Hashimoto, Kyodo News: With reference to your talks with Mr. Shimoji, you mentioned that you sincerely listened to his explanation and idea of selecting Kunigami Village as a substitute relocation area. Then what did you say in response to him?

Minister: I said I sincerely listened to what he said.

Hashimoto, Kyodo News: Didn't you give any other comments?

Minister: I told him that I listened to what he said.

Nishigaki, Jiji Press: Could you tell us how you took what he said and what you think of it after you listened to what he said?

Minister: I sincerely listened to what Mr. Shimoji said. I took what he said as his earnest attitude to solve the issue.
The government went through various processes with a roadmap established in 2006. After that, the government further went through various procedures and reached the agreement including the roadmap in May last year. It is my idea of accepting what was agreed, and steadily make developments at this stage.

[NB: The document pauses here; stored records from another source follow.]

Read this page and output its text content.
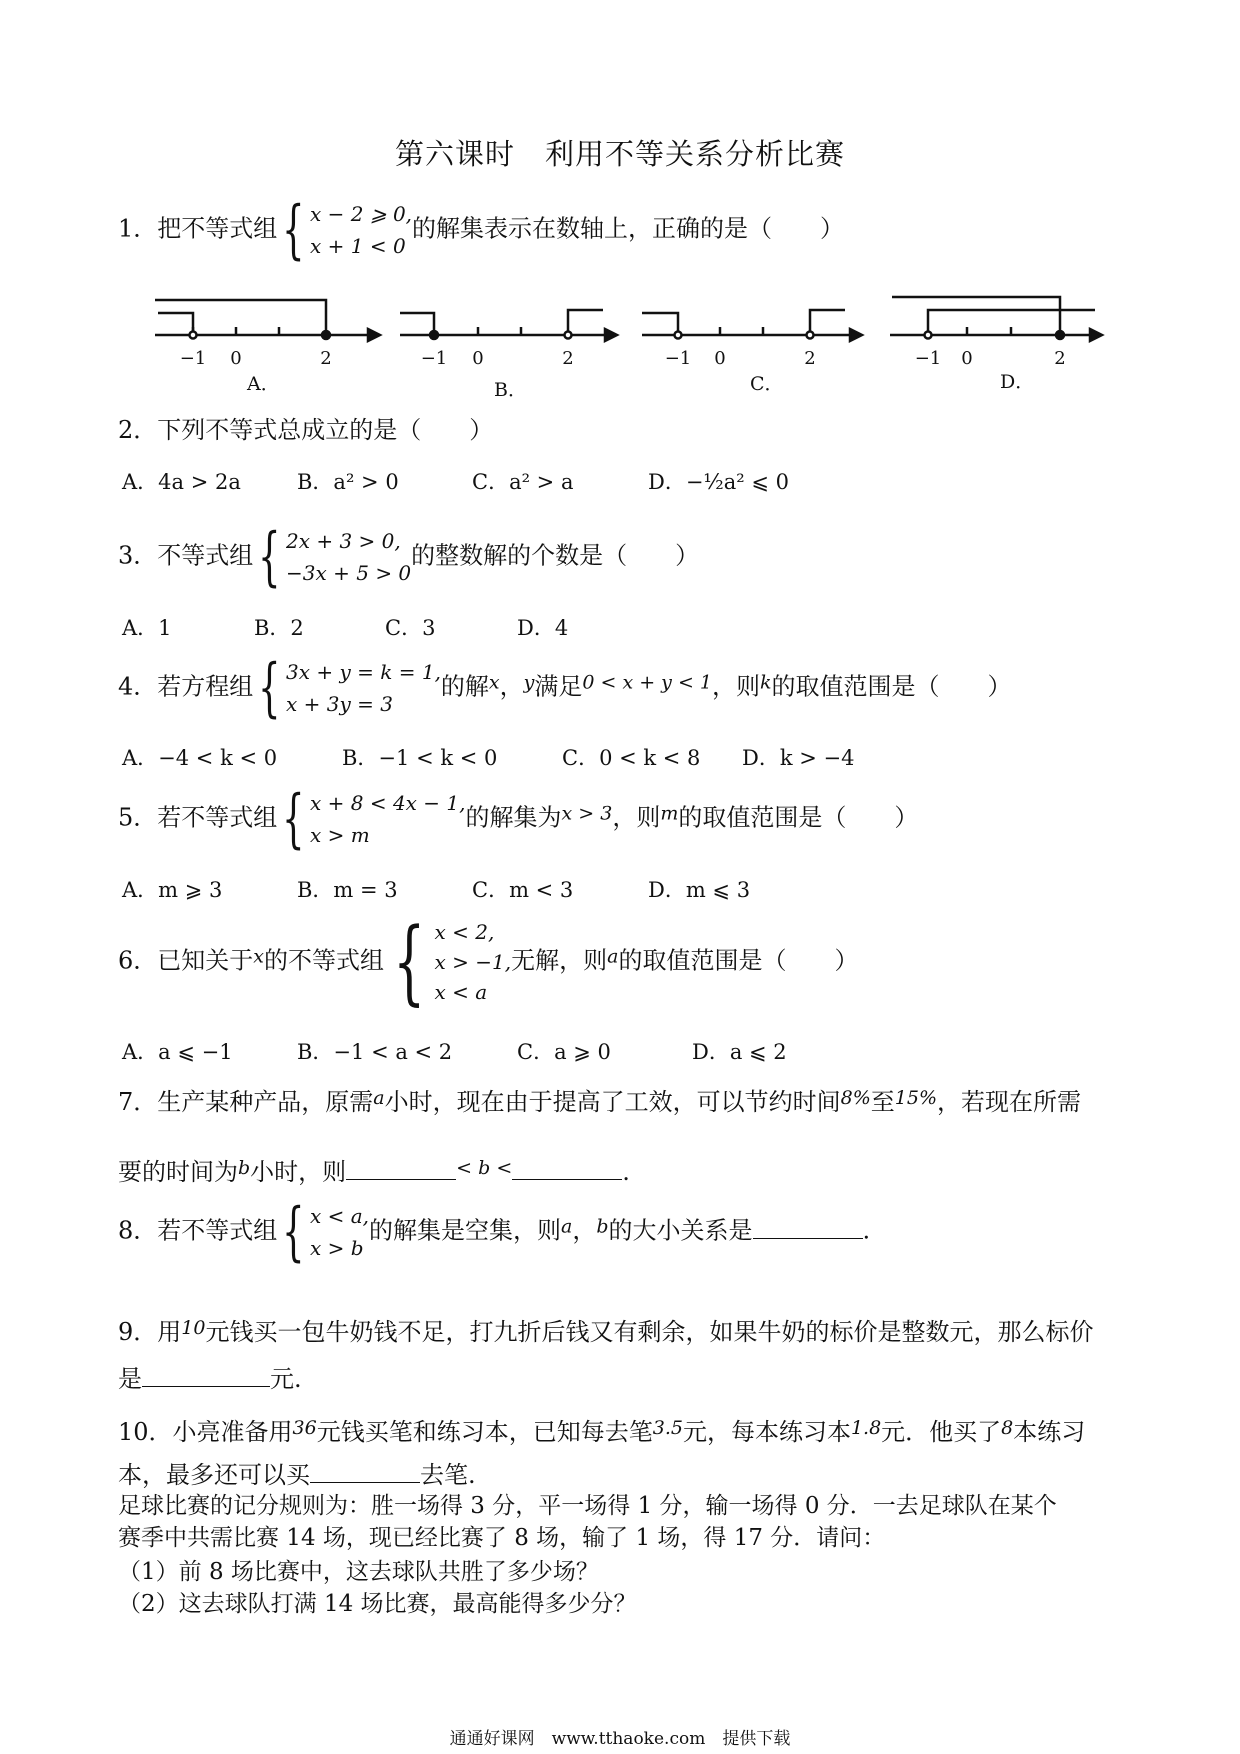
第六课时　利用不等关系分析比赛
1．把不等式组 { x − 2 ⩾ 0,
x + 1 < 0
的解集表示在数轴上，正确的是（　　）
−1 0	2	−1 0	2	−1 0	2	−1 0	2
A．	B．	C．	D．
2．下列不等式总成立的是（　　）
A．4a > 2a	B．a² > 0	C．a² > a	D．−½a² ⩽ 0
3．不等式组 { 2x + 3 > 0,
−3x + 5 > 0
的整数解的个数是（　　）
A．1	B．2	C．3	D．4
4．若方程组 { 3x + y = k = 1,
x + 3y = 3
的解$^x$，$^y$满足$^{0 < x + y < 1}$，则$^k$的取值范围是（　　）
A．−4 < k < 0	B．−1 < k < 0	C．0 < k < 8 D．k > −4
5．若不等式组 { x + 8 < 4x − 1,
x > m
的解集为$^{x > 3}$，则$^m$的取值范围是（　　）
A．m ⩾ 3	B．m = 3	C．m < 3	D．m ⩽ 3
6．已知关于$^x$的不等式组 { x < 2,
x > −1,
x < a
无解，则$^a$的取值范围是（　　）
A．a ⩽ −1	B．−1 < a < 2	C．a ⩾ 0	D．a ⩽ 2
7．生产某种产品，原需$^a$小时，现在由于提高了工效，可以节约时间$^{8\%}$至$^{15\%}$，若现在所需
要的时间为$^b$小时，则	$^{< b <}$	.
8．若不等式组 { x < a,
x > b
的解集是空集，则$^a$，$^b$的大小关系是	.
9．用$^{10}$元钱买一包牛奶钱不足，打九折后钱又有剩余，如果牛奶的标价是整数元，那么标价
是	元.
10．小亮准备用$^{36}$元钱买笔和练习本，已知每去笔$^{3.5}$元，每本练习本$^{1.8}$元．他买了$^8$本练习
本，最多还可以买	去笔.
足球比赛的记分规则为：胜一场得 3 分，平一场得 1 分，输一场得 0 分．一去足球队在某个
赛季中共需比赛 14 场，现已经比赛了 8 场，输了 1 场，得 17 分．请问：
（1）前 8 场比赛中，这去球队共胜了多少场？
（2）这去球队打满 14 场比赛，最高能得多少分？
通通好课网　www.tthaoke.com　提供下载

5. Killing of Osama bin Laden

Kamide, Freelance: With regard to the killing of bin Laden, the New York Times and other newspapers reported on May 11 that the surviving son of bin Laden is appealing. Everybody says bin Laden was a suspect. So does the United States. He could have been called a suspect provided that he had stood on his trial. In fact, bin Laden and his nonresistant family were killed with no trials.
Article 3 of the Charter of the United Nations stipulates peaceful solution, while the United States insists the right of self-defense in accordance with Article 51. However, Article 51 stipulates that the exercise of this right of self-defense shall be immediately reported to the Security Council. People in other countries, including Japanese people since ordinary people are not armed, feel uncomfortable about it.
If the justice of the United States is accepted, it can be applied to North Korea as well. This might be a threat. There may be various ways of thinking. Is it unnecessary for MOFA to make explanations about the matter or verify the matter including checks on any violation of international laws? As a matter of course, journalism should pursue the truth and object to matters if they are against social justice. What do you think of the matter in this respect? What do you think of confirming or verifying the matter in the future?

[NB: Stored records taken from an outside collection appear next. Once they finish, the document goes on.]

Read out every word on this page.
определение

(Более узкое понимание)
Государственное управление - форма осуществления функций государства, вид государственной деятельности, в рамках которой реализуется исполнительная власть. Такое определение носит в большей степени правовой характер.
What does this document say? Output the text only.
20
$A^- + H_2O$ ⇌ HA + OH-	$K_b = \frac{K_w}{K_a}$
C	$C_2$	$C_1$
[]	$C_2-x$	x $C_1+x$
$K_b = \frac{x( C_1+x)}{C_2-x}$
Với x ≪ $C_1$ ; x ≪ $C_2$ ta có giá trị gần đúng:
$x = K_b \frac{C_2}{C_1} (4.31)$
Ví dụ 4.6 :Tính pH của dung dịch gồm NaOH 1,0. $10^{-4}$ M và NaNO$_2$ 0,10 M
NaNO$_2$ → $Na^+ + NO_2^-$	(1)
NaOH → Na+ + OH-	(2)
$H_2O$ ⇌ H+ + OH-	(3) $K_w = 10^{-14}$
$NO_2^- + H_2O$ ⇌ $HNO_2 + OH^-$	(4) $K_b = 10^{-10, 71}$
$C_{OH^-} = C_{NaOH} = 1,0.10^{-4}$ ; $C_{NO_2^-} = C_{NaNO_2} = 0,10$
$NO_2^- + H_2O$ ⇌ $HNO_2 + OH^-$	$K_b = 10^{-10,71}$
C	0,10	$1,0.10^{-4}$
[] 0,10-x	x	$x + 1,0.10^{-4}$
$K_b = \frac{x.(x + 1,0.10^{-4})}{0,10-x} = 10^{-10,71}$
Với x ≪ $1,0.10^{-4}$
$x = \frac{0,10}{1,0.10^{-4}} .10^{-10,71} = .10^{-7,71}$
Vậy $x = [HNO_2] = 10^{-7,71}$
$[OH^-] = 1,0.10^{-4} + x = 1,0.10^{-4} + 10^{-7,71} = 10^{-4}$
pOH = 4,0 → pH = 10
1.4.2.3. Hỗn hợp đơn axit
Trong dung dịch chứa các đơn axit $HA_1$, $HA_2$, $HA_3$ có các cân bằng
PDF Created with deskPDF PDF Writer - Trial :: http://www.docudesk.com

Minister: What we can say about the case of Osama bin Laden, the suspect, is in the Prime Minister's statement announced on the matter.
On top of that, we understand that Japan had been provided with necessary information from the United States. In my understanding, all necessary reports have been provided. However, we are not in a position to grasp all the situations, and, therefore, I do not think we are in a position to evaluate the matter.

6. Japan-EU EPA

Watanabe, NHK: I would like to ask a question about Japan's Economic Partnership Agreement (EPA) with the European Union (EU). The EU side uses the term "scoping exercise" for its negotiation with Japan, explaining that the EU is ready to agree on the opening of a pre-consultation. However, it is not a negotiation, and it seems that there is a gap from what Japan is seeking for. How are you going to fill the gap before the Summit?

Minister: We understand that EU Trade Commissioner De Gucht said the Summit will not be the starting point of negotiations but a good opportunity to give a political meaning toward the start of the negotiations and that he talked about necessary procedures.
As a matter of course, we are aiming for starting to negotiate with the EU, and we think that it is necessary to make firm preparations for the negotiations. As you mentioned, we are thinking of hastening discussions with the EU side for necessary arrangements to make the Summit a success.